Publication
SoCC 2024
Conference paper

Cloud-native Workflow Scheduling using a Hybrid Priority Rule, Dynamic Resource Allocation, and Dynamic Task Partition

Abstract

As cloud-native workflow orchestration tools become increasingly important for complex data science workloads, there is a growing need for more efficient scheduling. Existing cloud schedulers rely on basic heuristics and user choice for task partitioning for parallel computing, leading to underutilization of cluster resources and prolonged job completion times. To address this, we propose a novel workflow scheduling algorithm that leverages workflow characteristics to enhance resource utilization and reduce weighted job completion time. The algorithm combines three sub-algorithms, each reflecting a distinct aspect of the scheduling strategy: 1) Hybrid Maximum Children (MC) -Weighted Shortest Critical Path Time (WSCPT) rule alternates between two heuristics, MC and WSCPT, which prioritize jobs based on workflow structure and critical path, respectively.
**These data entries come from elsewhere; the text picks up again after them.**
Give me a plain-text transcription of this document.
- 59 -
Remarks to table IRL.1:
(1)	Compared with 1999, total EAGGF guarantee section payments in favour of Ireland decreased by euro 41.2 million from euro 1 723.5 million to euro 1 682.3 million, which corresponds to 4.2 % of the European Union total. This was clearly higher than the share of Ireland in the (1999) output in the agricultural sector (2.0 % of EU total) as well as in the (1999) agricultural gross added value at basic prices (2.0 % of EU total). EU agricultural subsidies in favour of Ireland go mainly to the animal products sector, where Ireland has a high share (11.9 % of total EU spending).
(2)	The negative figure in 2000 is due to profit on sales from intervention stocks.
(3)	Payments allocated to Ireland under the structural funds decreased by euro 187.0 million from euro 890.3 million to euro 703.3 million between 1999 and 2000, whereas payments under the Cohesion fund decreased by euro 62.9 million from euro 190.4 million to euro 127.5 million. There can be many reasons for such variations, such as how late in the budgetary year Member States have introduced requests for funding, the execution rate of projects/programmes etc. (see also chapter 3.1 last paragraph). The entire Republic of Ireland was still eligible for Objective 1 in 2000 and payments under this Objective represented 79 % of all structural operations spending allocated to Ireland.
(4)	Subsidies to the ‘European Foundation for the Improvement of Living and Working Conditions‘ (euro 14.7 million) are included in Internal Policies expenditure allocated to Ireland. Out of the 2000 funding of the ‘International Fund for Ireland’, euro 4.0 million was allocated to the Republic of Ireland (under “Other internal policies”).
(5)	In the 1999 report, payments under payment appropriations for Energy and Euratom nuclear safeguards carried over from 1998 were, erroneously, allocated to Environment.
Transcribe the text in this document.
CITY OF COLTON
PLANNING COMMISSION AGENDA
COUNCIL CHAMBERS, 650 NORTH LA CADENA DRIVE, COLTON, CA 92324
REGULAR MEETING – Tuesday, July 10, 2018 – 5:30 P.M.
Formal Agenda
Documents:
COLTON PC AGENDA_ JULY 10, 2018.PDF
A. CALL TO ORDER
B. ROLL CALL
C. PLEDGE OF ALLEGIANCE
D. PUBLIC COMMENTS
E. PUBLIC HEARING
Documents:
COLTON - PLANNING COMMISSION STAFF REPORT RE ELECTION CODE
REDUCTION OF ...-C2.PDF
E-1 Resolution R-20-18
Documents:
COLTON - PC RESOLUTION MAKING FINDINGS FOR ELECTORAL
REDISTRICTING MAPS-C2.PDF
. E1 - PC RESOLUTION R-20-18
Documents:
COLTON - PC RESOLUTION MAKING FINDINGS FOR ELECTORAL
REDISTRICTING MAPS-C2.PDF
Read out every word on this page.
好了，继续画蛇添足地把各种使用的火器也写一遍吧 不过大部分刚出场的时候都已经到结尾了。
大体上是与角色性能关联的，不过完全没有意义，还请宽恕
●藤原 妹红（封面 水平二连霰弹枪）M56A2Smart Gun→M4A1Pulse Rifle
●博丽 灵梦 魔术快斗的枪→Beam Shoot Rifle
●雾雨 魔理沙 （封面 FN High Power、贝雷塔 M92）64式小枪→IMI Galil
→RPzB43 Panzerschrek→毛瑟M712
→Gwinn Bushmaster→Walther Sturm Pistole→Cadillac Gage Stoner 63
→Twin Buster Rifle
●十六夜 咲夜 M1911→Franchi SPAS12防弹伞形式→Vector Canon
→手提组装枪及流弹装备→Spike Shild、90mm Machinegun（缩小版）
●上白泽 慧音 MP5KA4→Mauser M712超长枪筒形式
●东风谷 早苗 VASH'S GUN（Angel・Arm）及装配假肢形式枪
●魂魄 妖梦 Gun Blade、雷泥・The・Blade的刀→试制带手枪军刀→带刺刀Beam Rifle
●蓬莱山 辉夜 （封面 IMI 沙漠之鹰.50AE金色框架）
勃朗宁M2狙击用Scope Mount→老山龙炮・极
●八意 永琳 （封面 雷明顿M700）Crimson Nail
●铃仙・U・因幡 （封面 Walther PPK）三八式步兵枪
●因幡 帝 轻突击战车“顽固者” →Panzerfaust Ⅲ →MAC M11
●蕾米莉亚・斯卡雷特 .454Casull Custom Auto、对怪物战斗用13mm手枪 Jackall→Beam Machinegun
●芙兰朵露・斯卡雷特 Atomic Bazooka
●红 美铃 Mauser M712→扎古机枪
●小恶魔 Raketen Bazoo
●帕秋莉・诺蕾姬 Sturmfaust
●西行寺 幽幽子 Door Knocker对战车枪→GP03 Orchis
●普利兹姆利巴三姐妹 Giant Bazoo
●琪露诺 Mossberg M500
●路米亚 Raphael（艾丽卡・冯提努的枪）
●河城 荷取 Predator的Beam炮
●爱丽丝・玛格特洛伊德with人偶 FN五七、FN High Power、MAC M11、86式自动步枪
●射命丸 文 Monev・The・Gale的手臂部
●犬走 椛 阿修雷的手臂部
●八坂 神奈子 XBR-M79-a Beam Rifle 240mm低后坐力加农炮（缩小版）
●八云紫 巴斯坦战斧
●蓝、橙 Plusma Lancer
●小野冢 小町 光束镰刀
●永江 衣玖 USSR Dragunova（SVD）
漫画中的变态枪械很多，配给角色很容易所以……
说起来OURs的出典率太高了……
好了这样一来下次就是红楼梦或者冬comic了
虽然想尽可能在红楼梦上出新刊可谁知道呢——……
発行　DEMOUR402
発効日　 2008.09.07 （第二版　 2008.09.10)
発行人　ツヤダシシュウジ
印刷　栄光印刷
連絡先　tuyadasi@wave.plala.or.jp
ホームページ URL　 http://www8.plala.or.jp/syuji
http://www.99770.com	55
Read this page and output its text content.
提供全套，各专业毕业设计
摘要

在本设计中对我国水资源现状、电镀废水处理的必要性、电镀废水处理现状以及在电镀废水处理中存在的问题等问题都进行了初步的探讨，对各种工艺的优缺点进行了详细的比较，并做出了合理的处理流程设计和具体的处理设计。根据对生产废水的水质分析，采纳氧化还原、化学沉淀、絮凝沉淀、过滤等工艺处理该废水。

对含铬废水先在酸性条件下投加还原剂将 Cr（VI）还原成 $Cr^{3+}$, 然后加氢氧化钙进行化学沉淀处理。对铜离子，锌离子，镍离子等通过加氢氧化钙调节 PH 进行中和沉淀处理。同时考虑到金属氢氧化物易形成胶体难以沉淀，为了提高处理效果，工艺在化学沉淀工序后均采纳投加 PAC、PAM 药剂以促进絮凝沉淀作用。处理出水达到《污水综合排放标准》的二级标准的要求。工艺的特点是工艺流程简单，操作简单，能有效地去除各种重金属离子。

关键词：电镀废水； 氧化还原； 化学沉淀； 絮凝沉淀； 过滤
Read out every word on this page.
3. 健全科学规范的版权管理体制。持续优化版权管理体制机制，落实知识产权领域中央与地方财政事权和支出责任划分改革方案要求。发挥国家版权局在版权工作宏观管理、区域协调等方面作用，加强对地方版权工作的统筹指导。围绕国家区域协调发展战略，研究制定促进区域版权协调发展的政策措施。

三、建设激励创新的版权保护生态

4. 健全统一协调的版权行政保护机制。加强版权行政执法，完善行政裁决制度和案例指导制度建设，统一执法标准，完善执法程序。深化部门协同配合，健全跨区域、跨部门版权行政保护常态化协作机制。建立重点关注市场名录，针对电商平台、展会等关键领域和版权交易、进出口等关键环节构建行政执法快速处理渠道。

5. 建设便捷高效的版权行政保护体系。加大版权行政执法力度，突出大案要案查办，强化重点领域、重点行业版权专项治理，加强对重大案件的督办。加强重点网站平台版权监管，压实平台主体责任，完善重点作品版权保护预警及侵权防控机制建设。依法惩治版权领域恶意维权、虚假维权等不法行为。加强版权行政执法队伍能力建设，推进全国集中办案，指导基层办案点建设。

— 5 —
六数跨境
The choice between these heuristics is dynamically adjusted according to the cluster queue size, 2) Dynamic Resource Allocation (DRA), which dynamically adjusts the number of executors assigned to each workflow, and 3) Dynamic Task Partition (DTP), which autonomously determines the task parallelism level. We tested our algorithm with extensive experiments on various workflow types using Spark-imitated simulation. Our algorithm outperformed other schedulers, including learning-based models, by reducing 21-47% of the combined performance of average job completion time and makespan for unweighted workflows and reducing at least 50% of weighted job completion time for weighted workflows.